Add 4 new doc files (configuration reference, development guide, API reference with full request/response schemas, database schema), expand the README with a feature list and how-it-works walkthrough, fix missing Firmware and Burn stages in architecture.md and test-suite.md, add threshold engine and host-mode agent sections, and add godoc comments to 11 packages and 6 model types. Co-Authored-By: Claude Opus 4.6 <noreply@anthropic.com>
9.3 KiB
Test suite
What each stage measures, what "pass" means, and where the results
land. Stages run strictly in order. Any stage returning passed=false
halts the pipeline at FailedHolding — the operator decides whether
to fix, override, or abandon.
Stage order
Inventory → Firmware → SpecValidate → SMART → CPUStress → Storage
→ Network → Burn → GPU → PSU → Reporting
Stages marked orchestrator-owned resolve inside /result and never
show up as "the agent's turn".
Inventory
Owner: agent.
What it does: dmidecode, lscpu, lshw, lspci, smartctl -i
over each block device, nvidia-smi -q if present. The raw output is
merged into a single JSON blob.
Pass: the probes run to completion; missing optional tools (e.g.
nvidia-smi on a GPU-less host) are tolerated.
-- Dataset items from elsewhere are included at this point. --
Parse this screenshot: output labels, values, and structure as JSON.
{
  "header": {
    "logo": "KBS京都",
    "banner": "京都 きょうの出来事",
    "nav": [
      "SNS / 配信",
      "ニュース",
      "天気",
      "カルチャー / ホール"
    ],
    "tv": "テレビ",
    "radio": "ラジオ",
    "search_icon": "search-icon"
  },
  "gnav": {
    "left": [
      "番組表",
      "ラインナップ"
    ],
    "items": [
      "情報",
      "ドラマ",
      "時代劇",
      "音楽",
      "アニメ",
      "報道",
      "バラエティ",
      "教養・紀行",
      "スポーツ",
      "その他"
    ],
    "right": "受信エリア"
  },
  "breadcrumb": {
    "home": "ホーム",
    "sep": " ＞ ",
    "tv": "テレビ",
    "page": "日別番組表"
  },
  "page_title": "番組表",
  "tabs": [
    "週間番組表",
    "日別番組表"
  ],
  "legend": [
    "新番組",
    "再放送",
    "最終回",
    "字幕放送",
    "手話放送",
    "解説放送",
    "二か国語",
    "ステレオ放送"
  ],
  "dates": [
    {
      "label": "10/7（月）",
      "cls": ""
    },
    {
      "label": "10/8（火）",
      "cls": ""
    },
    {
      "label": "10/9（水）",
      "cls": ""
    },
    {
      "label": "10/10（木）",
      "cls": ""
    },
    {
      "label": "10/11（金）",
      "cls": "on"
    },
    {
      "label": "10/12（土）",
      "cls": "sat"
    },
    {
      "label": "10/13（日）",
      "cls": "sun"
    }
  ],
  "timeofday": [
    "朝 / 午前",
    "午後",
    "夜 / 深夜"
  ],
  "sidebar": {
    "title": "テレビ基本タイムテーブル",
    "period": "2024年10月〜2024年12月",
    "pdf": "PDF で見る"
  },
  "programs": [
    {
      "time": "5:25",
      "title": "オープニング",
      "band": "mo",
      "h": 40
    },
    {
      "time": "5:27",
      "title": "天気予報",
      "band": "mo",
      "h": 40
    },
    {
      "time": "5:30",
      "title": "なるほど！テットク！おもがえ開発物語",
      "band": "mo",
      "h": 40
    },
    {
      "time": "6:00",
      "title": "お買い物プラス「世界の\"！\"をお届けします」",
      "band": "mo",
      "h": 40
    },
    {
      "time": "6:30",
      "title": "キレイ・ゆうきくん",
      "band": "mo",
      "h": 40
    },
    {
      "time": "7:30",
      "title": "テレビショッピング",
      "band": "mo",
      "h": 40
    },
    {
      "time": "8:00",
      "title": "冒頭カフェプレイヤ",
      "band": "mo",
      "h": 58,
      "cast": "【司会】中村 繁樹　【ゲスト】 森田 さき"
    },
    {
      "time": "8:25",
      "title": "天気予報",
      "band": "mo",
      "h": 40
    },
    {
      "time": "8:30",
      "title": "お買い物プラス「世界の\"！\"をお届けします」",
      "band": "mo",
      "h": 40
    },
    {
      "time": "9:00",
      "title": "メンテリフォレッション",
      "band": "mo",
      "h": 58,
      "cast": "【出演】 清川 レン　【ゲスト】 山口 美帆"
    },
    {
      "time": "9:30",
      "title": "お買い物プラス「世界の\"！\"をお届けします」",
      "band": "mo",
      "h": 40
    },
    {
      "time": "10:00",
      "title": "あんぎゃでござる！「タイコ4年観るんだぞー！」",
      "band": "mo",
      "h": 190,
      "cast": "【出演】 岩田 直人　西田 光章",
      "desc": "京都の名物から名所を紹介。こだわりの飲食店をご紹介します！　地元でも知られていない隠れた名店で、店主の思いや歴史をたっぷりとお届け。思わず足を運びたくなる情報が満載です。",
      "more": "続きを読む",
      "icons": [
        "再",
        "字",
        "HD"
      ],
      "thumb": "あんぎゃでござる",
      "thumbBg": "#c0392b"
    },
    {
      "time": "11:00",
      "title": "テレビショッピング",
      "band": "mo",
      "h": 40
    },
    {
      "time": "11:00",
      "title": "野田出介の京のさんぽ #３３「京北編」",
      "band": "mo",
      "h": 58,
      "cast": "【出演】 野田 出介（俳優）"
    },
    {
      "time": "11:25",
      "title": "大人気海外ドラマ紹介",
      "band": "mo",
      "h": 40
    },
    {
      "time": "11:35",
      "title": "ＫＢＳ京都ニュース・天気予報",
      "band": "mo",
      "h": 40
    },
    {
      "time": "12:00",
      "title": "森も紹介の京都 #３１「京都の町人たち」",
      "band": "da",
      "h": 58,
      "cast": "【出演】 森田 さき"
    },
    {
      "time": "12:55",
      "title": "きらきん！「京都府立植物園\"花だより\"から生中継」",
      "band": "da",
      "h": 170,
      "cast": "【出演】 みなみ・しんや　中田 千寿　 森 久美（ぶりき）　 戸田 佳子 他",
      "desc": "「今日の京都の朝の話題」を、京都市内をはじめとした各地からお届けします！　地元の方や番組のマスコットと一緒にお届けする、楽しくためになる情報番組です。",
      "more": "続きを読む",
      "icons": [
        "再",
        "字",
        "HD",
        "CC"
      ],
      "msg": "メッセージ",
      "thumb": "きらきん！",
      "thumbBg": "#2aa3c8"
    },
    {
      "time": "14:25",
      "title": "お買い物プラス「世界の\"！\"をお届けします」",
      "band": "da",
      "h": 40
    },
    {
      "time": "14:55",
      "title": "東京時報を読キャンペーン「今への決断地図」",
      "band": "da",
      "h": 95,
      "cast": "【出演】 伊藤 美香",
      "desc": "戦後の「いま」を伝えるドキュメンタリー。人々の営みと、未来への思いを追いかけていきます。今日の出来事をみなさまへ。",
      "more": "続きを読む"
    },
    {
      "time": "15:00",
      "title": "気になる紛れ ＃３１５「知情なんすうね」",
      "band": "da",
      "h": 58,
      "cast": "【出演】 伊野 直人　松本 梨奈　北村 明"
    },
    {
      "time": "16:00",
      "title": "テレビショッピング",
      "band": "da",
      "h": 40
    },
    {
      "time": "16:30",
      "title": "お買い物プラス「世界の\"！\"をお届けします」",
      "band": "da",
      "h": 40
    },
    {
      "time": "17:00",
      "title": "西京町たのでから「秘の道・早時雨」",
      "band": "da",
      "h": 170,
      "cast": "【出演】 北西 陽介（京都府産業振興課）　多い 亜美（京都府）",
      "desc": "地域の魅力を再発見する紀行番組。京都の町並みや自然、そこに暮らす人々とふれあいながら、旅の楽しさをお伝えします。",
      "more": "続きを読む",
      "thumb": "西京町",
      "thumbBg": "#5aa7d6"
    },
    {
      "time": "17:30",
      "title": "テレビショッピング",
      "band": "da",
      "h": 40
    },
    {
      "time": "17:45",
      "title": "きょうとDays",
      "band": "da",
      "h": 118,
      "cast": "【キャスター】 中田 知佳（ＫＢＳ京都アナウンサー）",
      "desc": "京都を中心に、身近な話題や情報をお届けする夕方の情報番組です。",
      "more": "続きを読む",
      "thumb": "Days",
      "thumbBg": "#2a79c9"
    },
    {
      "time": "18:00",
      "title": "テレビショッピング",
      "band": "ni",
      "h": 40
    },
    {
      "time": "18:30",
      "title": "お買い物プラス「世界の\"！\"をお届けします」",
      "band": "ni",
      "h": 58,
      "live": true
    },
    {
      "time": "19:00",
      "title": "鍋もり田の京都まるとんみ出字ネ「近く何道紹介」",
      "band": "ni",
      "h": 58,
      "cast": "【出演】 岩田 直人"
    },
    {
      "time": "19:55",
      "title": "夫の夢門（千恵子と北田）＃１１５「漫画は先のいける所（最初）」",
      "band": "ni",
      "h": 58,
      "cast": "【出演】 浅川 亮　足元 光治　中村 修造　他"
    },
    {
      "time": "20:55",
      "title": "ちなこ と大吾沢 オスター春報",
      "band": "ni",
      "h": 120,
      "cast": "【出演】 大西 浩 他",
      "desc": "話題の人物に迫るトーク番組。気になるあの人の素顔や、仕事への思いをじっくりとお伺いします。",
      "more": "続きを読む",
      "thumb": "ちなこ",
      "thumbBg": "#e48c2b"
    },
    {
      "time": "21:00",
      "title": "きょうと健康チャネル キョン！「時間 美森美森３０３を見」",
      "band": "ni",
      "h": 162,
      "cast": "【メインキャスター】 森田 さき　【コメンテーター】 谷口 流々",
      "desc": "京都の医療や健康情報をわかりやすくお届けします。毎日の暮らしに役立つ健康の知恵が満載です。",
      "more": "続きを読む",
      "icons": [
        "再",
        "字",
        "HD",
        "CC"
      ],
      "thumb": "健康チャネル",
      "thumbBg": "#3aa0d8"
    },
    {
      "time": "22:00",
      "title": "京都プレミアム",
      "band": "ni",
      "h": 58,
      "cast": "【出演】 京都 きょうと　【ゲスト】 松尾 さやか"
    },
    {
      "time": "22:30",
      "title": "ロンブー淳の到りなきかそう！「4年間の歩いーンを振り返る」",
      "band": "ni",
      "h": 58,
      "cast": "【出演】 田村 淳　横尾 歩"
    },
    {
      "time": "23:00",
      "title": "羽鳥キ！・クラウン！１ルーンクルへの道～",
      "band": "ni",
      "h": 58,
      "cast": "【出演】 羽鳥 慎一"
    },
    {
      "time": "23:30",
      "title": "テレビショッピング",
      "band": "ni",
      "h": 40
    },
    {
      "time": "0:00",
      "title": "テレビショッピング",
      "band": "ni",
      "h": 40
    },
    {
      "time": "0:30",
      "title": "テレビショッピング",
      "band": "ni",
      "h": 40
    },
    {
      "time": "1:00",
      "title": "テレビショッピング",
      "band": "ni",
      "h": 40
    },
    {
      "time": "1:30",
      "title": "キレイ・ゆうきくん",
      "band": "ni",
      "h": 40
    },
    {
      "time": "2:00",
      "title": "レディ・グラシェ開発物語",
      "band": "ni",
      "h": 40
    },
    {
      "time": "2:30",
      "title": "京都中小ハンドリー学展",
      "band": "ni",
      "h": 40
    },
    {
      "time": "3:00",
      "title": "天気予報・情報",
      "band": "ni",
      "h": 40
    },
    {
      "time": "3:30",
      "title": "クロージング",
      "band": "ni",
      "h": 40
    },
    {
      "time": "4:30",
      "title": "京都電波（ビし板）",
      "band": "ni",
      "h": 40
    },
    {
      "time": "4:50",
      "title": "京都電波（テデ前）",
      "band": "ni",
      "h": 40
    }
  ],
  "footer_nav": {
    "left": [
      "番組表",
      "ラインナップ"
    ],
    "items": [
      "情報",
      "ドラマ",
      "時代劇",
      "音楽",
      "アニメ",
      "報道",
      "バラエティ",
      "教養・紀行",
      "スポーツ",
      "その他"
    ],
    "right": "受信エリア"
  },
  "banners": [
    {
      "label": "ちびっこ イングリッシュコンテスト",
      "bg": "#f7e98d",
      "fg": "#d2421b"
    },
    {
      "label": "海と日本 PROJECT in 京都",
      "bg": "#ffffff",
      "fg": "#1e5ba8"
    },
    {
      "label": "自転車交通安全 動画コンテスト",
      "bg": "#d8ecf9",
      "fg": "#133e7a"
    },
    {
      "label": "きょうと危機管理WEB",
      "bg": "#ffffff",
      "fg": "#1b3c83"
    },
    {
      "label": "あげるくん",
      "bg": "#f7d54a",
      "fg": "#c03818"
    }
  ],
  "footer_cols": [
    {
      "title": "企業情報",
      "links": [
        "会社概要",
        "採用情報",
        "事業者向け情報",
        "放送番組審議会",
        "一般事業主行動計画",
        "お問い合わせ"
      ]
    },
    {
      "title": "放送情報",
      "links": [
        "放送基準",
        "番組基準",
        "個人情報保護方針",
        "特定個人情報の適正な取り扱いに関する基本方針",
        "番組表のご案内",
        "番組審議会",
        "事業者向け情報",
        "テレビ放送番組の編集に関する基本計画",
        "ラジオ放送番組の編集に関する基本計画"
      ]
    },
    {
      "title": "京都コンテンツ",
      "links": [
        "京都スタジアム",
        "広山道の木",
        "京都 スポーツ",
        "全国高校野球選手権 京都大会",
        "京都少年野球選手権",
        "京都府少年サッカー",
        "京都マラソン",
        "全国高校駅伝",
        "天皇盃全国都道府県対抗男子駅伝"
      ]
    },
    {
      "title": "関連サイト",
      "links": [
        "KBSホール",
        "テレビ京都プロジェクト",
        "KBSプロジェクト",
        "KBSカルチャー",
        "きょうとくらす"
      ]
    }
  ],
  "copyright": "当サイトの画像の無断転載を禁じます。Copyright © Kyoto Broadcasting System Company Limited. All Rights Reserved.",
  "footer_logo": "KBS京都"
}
Artifacts: inventory.json under artifacts/run-<N>/.
Firmware
Owner: agent.
What it does: probes firmware versions across all discoverable
components: BIOS (dmidecode -t bios), BMC (ipmitool mc info), NIC
firmware (ethtool -i per interface), NVMe firmware (nvme id-ctrl),
HBA firmware (lspci -vv), and CPU microcode (/proc/cpuinfo).
Missing tools are tolerated — a GPU-less server won't have
nvidia-smi, a consumer board won't have ipmitool.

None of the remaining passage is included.